Atlanta City Hall

The Mayor of Atlanta, Georgia has confirmed today in a press conference that several local government systems are currently down due to a ransomware infection.

City officials said the ransomware infection took root earlier today, at around 5:40 AM, local time.

Some systems down but crucials services still up and running

Richard Cox, the City of Atlanta's new Chief Operations Officer, said the infection affected several internal and customer-facing applications, such as the online systems that residents used to pay city bills or access court documents.

Cox, who is in his first week on the job, said that the infection did not affect the critical infrastructure such as the city's water services, the local airport, and the public safety system.

Cox and his team are working with the FBI and DHS agents, but also with incident response teams from Cisco and Microsoft.
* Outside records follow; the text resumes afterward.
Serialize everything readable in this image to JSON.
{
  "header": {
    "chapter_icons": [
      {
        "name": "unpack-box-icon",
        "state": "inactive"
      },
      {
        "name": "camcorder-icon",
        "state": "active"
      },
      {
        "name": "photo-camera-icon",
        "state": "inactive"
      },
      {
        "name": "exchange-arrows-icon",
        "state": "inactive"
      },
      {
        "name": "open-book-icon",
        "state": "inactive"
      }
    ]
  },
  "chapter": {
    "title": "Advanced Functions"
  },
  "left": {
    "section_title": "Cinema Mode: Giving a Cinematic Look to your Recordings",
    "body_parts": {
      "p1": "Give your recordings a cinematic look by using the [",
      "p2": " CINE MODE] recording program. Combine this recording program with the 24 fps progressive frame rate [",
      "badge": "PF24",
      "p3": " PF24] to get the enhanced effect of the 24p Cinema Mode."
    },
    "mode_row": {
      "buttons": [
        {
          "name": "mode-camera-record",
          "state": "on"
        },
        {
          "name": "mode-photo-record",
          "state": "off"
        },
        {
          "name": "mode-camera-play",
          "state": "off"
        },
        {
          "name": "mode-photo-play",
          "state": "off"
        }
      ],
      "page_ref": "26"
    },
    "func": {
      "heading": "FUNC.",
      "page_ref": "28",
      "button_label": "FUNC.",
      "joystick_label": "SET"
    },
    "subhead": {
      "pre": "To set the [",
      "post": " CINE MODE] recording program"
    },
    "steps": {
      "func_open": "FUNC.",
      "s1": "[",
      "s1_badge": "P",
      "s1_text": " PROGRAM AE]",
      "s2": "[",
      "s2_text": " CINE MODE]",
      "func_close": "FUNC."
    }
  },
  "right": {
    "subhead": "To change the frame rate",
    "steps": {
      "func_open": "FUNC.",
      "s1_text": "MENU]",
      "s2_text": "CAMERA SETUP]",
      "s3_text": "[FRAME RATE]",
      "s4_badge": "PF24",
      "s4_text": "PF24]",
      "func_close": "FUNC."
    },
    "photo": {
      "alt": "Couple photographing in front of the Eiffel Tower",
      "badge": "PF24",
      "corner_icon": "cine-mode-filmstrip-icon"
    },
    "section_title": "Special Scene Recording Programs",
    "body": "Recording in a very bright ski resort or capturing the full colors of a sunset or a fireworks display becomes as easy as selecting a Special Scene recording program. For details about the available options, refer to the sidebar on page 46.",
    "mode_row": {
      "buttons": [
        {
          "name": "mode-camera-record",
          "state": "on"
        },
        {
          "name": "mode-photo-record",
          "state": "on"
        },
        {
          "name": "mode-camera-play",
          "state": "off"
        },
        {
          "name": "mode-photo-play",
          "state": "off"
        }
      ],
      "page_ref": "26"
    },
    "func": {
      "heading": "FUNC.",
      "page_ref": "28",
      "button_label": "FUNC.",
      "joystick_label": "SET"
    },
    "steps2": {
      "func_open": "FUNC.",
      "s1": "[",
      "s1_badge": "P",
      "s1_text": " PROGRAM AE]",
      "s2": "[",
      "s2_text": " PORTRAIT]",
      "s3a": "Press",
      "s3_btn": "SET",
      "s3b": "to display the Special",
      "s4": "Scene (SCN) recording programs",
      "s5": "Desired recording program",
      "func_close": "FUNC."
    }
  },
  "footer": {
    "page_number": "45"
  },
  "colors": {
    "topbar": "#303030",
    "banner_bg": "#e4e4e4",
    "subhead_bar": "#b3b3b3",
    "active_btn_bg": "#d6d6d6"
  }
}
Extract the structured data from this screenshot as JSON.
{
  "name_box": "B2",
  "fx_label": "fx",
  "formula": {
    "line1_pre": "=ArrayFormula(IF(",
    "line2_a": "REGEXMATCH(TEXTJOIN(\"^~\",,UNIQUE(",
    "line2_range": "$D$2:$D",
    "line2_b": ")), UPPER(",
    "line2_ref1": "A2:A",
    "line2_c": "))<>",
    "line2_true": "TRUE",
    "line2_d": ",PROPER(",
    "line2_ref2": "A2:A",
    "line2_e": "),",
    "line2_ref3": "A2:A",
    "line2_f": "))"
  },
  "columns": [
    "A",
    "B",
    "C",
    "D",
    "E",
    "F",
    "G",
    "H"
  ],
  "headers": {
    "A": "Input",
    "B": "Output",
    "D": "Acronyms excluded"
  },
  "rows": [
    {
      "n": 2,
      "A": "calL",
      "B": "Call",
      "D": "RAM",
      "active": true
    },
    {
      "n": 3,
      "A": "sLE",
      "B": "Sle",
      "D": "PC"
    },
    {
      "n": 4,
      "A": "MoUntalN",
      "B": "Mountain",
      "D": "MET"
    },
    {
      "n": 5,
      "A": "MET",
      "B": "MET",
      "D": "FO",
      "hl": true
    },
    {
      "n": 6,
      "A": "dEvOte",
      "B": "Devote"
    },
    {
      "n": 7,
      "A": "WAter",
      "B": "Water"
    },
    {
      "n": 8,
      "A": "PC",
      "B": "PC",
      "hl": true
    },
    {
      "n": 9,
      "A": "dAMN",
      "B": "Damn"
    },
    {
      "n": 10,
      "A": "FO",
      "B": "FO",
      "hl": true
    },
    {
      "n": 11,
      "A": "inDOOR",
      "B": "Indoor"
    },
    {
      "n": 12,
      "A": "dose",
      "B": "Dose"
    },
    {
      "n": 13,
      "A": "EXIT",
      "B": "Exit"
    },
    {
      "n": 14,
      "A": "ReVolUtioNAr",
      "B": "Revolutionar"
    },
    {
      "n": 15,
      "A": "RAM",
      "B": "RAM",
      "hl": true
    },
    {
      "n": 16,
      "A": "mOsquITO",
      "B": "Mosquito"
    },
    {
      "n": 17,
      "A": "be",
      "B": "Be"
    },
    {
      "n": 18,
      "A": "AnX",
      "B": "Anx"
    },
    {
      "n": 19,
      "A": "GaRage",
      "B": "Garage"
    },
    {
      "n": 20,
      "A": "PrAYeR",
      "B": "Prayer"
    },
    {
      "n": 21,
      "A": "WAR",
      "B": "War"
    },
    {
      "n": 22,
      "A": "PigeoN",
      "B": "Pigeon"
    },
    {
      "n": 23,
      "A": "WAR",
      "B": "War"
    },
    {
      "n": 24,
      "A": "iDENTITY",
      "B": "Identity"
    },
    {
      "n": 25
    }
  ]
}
Investigators are still assessing the damage and validating the infection's impact on city systems.

City hasn't decided if it will pay the ransom

Mayor Keisha Lance Bottoms expects city departments to open tomorrow, but operate without IT support.

Asked if the city plans to pay the ransom note, Mayor Bottoms said "We can't speak to that right now. We will be looking for guidance from specifically our federal partners."

Not all IT infrastructure were affected because the city was in the process of moving some systems to cloud services, and those were not affected.

According to 11Alive, a local TV station, the infection was caused by the SamSam ransomware, a strain that's been very active at the start of this year, and had previously also infected the Colorado Department of Transportation. The TV station reported that attackers are asking for a ransom of $6,800 per PC, or $51,000 for the entire network.

UPDATE [March 23]: Atlanta city officials held a second press conference. Mayor Bottoms said they haven't decided if they will pay the ransom demand or not.